Cold temperatures, heavy snow move into Northwest Colorado earlier than anticipated |

Cold temperatures, heavy snow move into Northwest Colorado earlier than anticipated

The view from Moffat County High School shows an early wintry landscape.
Andy Bockelman

After a surge of snow earlier this week, the weather for Craig and Moffat County looks to be warming up heading into the weekend.

Powerful powder hit Northwest Colorado starting Sunday and kept at it intermittently in the following days to create a white landscape early for the area and set a wintry tone.

Apart from the initial dump on Sunday, Craig’s snow totals from Monday, Tuesday and early Wednesday added up to about 11 inches across the three-day period, according to the National Weather Service’s Grand Junction office.

The cold temperatures and snowfall caused issues for traffic throughout the state, as roads were icy with snowpack across the Denver region and up into the mountains on I-25 and the I-70 mountain corridor.

While the tough road conditions were a cause for slower travel times and congestion, Colorado State Patrol and Colorado Department of Transportation were pleased overall with the way commuters handled themselves in the frigid, icy conditions.

Travel along Colorado Highway 13 was slow and steady as well, with no major accidents reported, according to CSP.

NWS Meteorologist Scott Stearns attributed the cold snap and moisture to a system that came directly from the Great White North.

“This last system dropped pretty much straight south from Alberta, Canada, that’s why it’s been so cold,” he said.

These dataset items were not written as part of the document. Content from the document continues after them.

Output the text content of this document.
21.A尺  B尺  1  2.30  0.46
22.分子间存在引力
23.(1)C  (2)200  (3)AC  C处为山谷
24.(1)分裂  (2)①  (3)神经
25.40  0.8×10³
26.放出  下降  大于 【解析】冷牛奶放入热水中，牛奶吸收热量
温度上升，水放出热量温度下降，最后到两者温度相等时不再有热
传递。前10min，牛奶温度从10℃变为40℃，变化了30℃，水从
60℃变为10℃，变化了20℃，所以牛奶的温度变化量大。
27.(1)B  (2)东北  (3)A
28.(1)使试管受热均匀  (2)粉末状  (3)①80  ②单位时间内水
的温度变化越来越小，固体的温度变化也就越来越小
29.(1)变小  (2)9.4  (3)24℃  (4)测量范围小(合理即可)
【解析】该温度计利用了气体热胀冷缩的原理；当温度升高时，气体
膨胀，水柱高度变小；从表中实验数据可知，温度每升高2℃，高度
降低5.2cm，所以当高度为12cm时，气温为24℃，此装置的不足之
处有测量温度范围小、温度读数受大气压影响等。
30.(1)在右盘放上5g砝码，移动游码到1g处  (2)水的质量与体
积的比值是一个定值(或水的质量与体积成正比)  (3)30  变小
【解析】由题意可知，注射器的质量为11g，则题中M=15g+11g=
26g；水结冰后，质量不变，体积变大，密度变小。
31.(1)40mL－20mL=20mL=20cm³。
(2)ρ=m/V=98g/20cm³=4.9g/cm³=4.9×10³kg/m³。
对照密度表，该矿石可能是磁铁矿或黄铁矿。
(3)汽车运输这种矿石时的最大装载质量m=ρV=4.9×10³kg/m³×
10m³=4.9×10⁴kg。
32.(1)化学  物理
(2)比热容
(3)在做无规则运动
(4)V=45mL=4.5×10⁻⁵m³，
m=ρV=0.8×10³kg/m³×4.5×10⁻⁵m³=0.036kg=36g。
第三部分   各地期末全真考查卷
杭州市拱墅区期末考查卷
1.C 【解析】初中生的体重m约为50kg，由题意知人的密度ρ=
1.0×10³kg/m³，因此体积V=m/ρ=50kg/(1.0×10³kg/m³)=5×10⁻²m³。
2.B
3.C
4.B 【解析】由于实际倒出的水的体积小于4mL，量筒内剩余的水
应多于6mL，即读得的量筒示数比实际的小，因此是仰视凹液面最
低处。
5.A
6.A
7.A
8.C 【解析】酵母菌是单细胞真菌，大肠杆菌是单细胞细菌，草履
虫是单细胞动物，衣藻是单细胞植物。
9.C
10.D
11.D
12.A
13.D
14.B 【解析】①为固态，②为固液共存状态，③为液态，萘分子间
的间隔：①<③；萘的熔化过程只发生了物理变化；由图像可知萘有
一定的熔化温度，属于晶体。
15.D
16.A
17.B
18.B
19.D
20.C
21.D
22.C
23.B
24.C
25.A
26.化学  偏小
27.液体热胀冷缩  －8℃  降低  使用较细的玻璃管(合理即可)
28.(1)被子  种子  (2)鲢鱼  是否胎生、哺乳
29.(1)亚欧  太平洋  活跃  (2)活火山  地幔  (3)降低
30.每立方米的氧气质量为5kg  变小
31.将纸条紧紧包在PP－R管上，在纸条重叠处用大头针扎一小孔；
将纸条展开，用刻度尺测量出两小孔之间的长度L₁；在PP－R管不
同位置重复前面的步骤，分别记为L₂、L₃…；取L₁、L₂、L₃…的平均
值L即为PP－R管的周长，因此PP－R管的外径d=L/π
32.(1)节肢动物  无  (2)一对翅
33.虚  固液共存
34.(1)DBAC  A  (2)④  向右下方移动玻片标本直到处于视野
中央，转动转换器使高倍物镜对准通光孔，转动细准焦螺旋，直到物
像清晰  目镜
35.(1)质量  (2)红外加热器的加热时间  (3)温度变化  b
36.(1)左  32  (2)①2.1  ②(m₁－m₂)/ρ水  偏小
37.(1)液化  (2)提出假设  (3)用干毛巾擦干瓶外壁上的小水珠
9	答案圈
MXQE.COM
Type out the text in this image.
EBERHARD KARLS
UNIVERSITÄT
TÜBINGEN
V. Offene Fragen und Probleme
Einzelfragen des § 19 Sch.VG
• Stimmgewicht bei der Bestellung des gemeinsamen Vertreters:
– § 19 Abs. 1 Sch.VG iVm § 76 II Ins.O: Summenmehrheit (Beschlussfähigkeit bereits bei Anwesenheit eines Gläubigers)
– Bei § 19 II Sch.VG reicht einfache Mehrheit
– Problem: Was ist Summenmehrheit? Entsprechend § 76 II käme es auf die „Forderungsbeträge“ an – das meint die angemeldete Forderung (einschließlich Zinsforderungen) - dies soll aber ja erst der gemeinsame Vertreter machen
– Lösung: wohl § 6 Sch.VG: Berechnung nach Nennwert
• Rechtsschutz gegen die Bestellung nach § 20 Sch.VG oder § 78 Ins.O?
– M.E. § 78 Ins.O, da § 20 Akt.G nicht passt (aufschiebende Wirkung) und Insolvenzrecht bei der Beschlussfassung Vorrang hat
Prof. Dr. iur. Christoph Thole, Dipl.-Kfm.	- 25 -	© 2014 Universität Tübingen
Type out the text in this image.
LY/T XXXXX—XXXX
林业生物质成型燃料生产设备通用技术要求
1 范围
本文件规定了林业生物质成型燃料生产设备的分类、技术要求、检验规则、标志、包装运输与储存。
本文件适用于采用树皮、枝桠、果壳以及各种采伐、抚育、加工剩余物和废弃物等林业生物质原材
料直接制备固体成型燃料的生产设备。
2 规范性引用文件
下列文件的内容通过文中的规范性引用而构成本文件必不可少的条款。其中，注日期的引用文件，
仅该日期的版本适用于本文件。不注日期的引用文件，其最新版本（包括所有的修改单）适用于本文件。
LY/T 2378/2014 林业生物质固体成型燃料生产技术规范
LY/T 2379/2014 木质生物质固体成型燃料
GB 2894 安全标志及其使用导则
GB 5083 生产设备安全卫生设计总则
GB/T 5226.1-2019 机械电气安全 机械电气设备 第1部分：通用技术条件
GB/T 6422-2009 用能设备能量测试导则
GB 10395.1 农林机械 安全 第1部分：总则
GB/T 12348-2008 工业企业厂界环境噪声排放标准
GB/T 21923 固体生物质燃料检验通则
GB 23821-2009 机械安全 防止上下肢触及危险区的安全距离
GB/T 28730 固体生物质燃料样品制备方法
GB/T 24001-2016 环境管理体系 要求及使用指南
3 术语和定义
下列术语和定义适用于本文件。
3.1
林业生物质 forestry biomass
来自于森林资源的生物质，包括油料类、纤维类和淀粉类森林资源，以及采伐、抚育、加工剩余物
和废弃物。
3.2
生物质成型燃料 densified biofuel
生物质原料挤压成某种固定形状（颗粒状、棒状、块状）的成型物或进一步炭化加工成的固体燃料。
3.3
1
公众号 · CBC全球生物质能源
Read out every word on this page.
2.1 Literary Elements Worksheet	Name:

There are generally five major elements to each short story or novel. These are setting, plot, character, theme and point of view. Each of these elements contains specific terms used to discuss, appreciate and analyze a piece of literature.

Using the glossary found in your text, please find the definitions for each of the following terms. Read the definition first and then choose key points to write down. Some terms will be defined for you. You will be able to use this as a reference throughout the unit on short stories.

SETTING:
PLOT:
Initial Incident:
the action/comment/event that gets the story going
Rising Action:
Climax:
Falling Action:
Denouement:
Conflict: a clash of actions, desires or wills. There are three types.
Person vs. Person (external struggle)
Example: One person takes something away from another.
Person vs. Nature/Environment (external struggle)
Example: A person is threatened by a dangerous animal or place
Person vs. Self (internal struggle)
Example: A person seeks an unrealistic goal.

Stearns said the recent chill was considerable for late October, albeit not the most extreme the region has seen.

And, though it’s unlikely Craig will be seeing the warmth it has earlier in the month, the area’s ice and snow will start seeing a thaw soon.

“We’ll be seeing more northwesterly flow for a few days, and there might be a few small disturbances, but we’ll be seeing some drier air,” Stearns said. “By Monday, we might be getting closer to normal.”